Come costruire le Città Invisibili
“Le città invisibili sono un sogno che nasce dalle città invivibili”, così lo stesso Calvino dichiara il confine tra realtà e fantasia, di cui è l’assoluto cantore.
La prima edizione del libro fu pubblicata nel 1972 da Einaudi, ma si dovrà aspettare fino al 1983 perché sia l’autore stesso a presentarcelo, in un discorso tenuto alla Columbia University di New York. Racconta di lavorare in serie, archiviando brani in cartelle a tema e che solo quando una di queste si riempie, inizia a rivederne e limarne il contenuto per organizzarlo in un libro che abbia un inizio e una fine. “Era diventato un po’ come un diario che seguiva i miei umori e le mie riflessioni; tutto finiva per trasformarsi in immagini di città: i libri che leggevo, le esposizioni d’arte che visitavo, le discussioni con gli amici”.
Il tomo inizia così a suddividersi in brevi capitoli ognuno inerente ad una città immaginaria. A Calvino si presentano quindi due criticità: come organizzare i capitoli e soprattutto quale debba essere il filo rosso dell’intera raccolta. Ispirandosi alla struttura compositiva de Le mille e una notte, crea il suo “continente immaginario in cui altre opere letterarie troveranno il loro spazio; continente dell’altrove, oggi che l’altrove si può dire che non esista più, e tutto il mondo tende a uniformarsi”.

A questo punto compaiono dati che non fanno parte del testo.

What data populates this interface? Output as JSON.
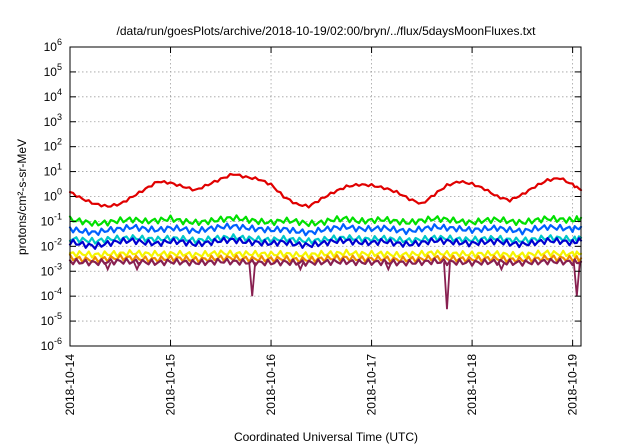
{
  "chart_data": {
    "type": "line",
    "title": "/data/run/goesPlots/archive/2018-10-19/02:00/bryn/../flux/5daysMoonFluxes.txt",
    "xlabel": "Coordinated Universal Time (UTC)",
    "ylabel": "protons/cm²-s-sr-MeV",
    "yscale": "log",
    "ylim": [
      1e-06,
      1000000.0
    ],
    "xlim": [
      "2018-10-14T00:00",
      "2018-10-19T02:00"
    ],
    "x_ticks": [
      "2018-10-14",
      "2018-10-15",
      "2018-10-16",
      "2018-10-17",
      "2018-10-18",
      "2018-10-19"
    ],
    "y_tick_exponents": [
      "-6",
      "-5",
      "-4",
      "-3",
      "-2",
      "-1",
      "0",
      "1",
      "2",
      "3",
      "4",
      "5",
      "6"
    ],
    "grid": true,
    "legend": "none",
    "x": [
      "2018-10-14T00:00",
      "2018-10-14T03:00",
      "2018-10-14T06:00",
      "2018-10-14T09:00",
      "2018-10-14T12:00",
      "2018-10-14T15:00",
      "2018-10-14T18:00",
      "2018-10-14T21:00",
      "2018-10-15T00:00",
      "2018-10-15T03:00",
      "2018-10-15T06:00",
      "2018-10-15T09:00",
      "2018-10-15T12:00",
      "2018-10-15T15:00",
      "2018-10-15T18:00",
      "2018-10-15T21:00",
      "2018-10-16T00:00",
      "2018-10-16T03:00",
      "2018-10-16T06:00",
      "2018-10-16T09:00",
      "2018-10-16T12:00",
      "2018-10-16T15:00",
      "2018-10-16T18:00",
      "2018-10-16T21:00",
      "2018-10-17T00:00",
      "2018-10-17T03:00",
      "2018-10-17T06:00",
      "2018-10-17T09:00",
      "2018-10-17T12:00",
      "2018-10-17T15:00",
      "2018-10-17T18:00",
      "2018-10-17T21:00",
      "2018-10-18T00:00",
      "2018-10-18T03:00",
      "2018-10-18T06:00",
      "2018-10-18T09:00",
      "2018-10-18T12:00",
      "2018-10-18T15:00",
      "2018-10-18T18:00",
      "2018-10-18T21:00",
      "2018-10-19T00:00",
      "2018-10-19T02:00"
    ],
    "series": [
      {
        "color": "#e00000",
        "values": [
          1.5,
          0.8,
          0.5,
          0.4,
          0.5,
          1.0,
          2.0,
          4.0,
          3.5,
          2.5,
          1.8,
          3.0,
          5.0,
          8.0,
          6.0,
          5.0,
          3.0,
          1.0,
          0.5,
          0.4,
          0.8,
          1.5,
          2.5,
          3.0,
          2.8,
          2.2,
          1.5,
          0.8,
          0.5,
          1.2,
          2.8,
          4.0,
          3.2,
          2.0,
          1.0,
          0.7,
          1.2,
          2.5,
          4.5,
          5.5,
          3.0,
          1.8
        ]
      },
      {
        "color": "#00e000",
        "values": [
          0.12,
          0.1,
          0.08,
          0.09,
          0.11,
          0.12,
          0.1,
          0.11,
          0.13,
          0.1,
          0.09,
          0.1,
          0.12,
          0.14,
          0.12,
          0.1,
          0.09,
          0.11,
          0.1,
          0.08,
          0.09,
          0.12,
          0.13,
          0.1,
          0.11,
          0.12,
          0.1,
          0.09,
          0.11,
          0.13,
          0.12,
          0.1,
          0.09,
          0.11,
          0.12,
          0.1,
          0.09,
          0.11,
          0.13,
          0.12,
          0.11,
          0.14
        ]
      },
      {
        "color": "#0060ff",
        "values": [
          0.05,
          0.04,
          0.035,
          0.045,
          0.05,
          0.06,
          0.05,
          0.045,
          0.055,
          0.05,
          0.04,
          0.05,
          0.06,
          0.065,
          0.055,
          0.05,
          0.045,
          0.05,
          0.04,
          0.035,
          0.045,
          0.055,
          0.06,
          0.05,
          0.05,
          0.055,
          0.045,
          0.04,
          0.05,
          0.06,
          0.055,
          0.05,
          0.045,
          0.05,
          0.055,
          0.045,
          0.04,
          0.05,
          0.06,
          0.055,
          0.05,
          0.06
        ]
      },
      {
        "color": "#00c8c8",
        "values": [
          0.02,
          0.018,
          0.016,
          0.019,
          0.021,
          0.022,
          0.02,
          0.019,
          0.021,
          0.02,
          0.017,
          0.019,
          0.022,
          0.023,
          0.021,
          0.019,
          0.018,
          0.02,
          0.018,
          0.016,
          0.018,
          0.021,
          0.022,
          0.02,
          0.019,
          0.021,
          0.018,
          0.017,
          0.019,
          0.022,
          0.021,
          0.019,
          0.018,
          0.02,
          0.021,
          0.018,
          0.017,
          0.019,
          0.022,
          0.021,
          0.019,
          0.022
        ]
      },
      {
        "color": "#0000d0",
        "values": [
          0.015,
          0.012,
          0.01,
          0.013,
          0.016,
          0.017,
          0.014,
          0.013,
          0.016,
          0.015,
          0.012,
          0.014,
          0.017,
          0.018,
          0.015,
          0.014,
          0.013,
          0.015,
          0.012,
          0.011,
          0.013,
          0.016,
          0.017,
          0.014,
          0.014,
          0.016,
          0.013,
          0.012,
          0.014,
          0.017,
          0.016,
          0.014,
          0.013,
          0.015,
          0.016,
          0.013,
          0.012,
          0.014,
          0.017,
          0.016,
          0.014,
          0.017
        ]
      },
      {
        "color": "#f5f500",
        "values": [
          0.005,
          0.005,
          0.0045,
          0.005,
          0.005,
          0.0055,
          0.005,
          0.005,
          0.005,
          0.005,
          0.0045,
          0.005,
          0.0055,
          0.005,
          0.005,
          0.005,
          0.0048,
          0.005,
          0.0045,
          0.0045,
          0.005,
          0.005,
          0.0055,
          0.005,
          0.005,
          0.005,
          0.0045,
          0.0048,
          0.005,
          0.0055,
          0.005,
          0.005,
          0.0048,
          0.005,
          0.005,
          0.0045,
          0.0045,
          0.005,
          0.0055,
          0.005,
          0.005,
          0.005
        ]
      },
      {
        "color": "#f09000",
        "values": [
          0.0035,
          0.003,
          0.0028,
          0.0032,
          0.0035,
          0.0034,
          0.003,
          0.003,
          0.0033,
          0.0032,
          0.0029,
          0.0031,
          0.0034,
          0.0034,
          0.0031,
          0.0031,
          0.003,
          0.0032,
          0.0029,
          0.0029,
          0.0031,
          0.0034,
          0.0034,
          0.0031,
          0.0031,
          0.0032,
          0.0029,
          0.003,
          0.0031,
          0.0034,
          0.0032,
          0.0031,
          0.003,
          0.0032,
          0.0032,
          0.0029,
          0.0029,
          0.0031,
          0.0034,
          0.0033,
          0.0031,
          0.0033
        ]
      },
      {
        "color": "#882050",
        "values": [
          0.0025,
          0.0023,
          0.0022,
          0.0024,
          0.0025,
          0.0024,
          0.0023,
          0.0022,
          0.0024,
          0.0023,
          0.0022,
          0.0023,
          0.0025,
          0.0024,
          0.0023,
          0.0022,
          0.0022,
          0.0023,
          0.0022,
          0.0022,
          0.0023,
          0.0024,
          0.0024,
          0.0023,
          0.0023,
          0.0023,
          0.0022,
          0.0022,
          0.0023,
          0.0025,
          0.0023,
          0.0023,
          0.0022,
          0.0023,
          0.0024,
          0.0022,
          0.0022,
          0.0023,
          0.0025,
          0.0024,
          0.0023,
          0.0024
        ]
      }
    ],
    "dips": [
      {
        "x": "2018-10-14T09:00",
        "y": 0.0012
      },
      {
        "x": "2018-10-14T16:00",
        "y": 0.0012
      },
      {
        "x": "2018-10-15T19:30",
        "y": 0.0001
      },
      {
        "x": "2018-10-16T07:00",
        "y": 0.0012
      },
      {
        "x": "2018-10-17T04:00",
        "y": 0.0012
      },
      {
        "x": "2018-10-17T18:00",
        "y": 3e-05
      },
      {
        "x": "2018-10-18T07:00",
        "y": 0.0012
      },
      {
        "x": "2018-10-19T01:00",
        "y": 0.0001
      }
    ]
  }
}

Il compito di contenitore di storie viene così assegnato a Marco Polo, che, sotto forma di resoconto dei propri viaggi, descrive all’Imperatore dei Tartari, Kublai Kan, le città che si trovano sotto il suo immenso dominio. Tali parti di raccordo vengono poste in apertura e chiusura di ognuna delle nove sezioni in cui è suddiviso il testo ed evidenziate graficamente attraverso l’utilizzo del corsivo. Viene sottolineata spesso la difficoltà di comunicazione tra i due – che si esprimono in lingue differenti – e ne nasce una lunga partita a scacchi utilizzati come pezzi di un puzzle che, incastrati opportunamente dalle sapienti mani di Polo, si trasformano di volta in volta in mirabolanti metropoli, in minuscoli nuclei abitativi o in sottilissimi complessi urbani.
Il passo successivo per dare un ordine logico a tutto questo materiale fu suddividerlo in undici serie – Le città e la memoria; Le città e il desiderio; Le città e i segni; Le città sottili; Le città e gli scambi; Le città e gli occhi; Le città e il nome; Le città e i morti; Le città e il cielo; Le città continue; Le città nascoste – di cinque pezzi ciascuna, a loro volta raggruppati nelle nove sezioni in base ad un’atmosfera comune. Si alternano così città felici e infelici, tutte accomunate dal possedere un nome femminile, dall’essere strettamente collegate alla realtà urbanistica di quegli anni e dalla straordinaria penna di Calvino.
Lo stesso autore ammette poi che il testo non ha un’unica morale, bensì più d’una conclusione. C’è chi può trovarla alla fine e chi nel mezzo: il libro è infatti “uno spazio in cui il lettore deve entrare, girare, magari perdersi, ma a un certo punto trovare un’uscita, o magari parecchie uscite, la possibilità d’aprirsi una strada per venirne fuori”. Esattamente come in città.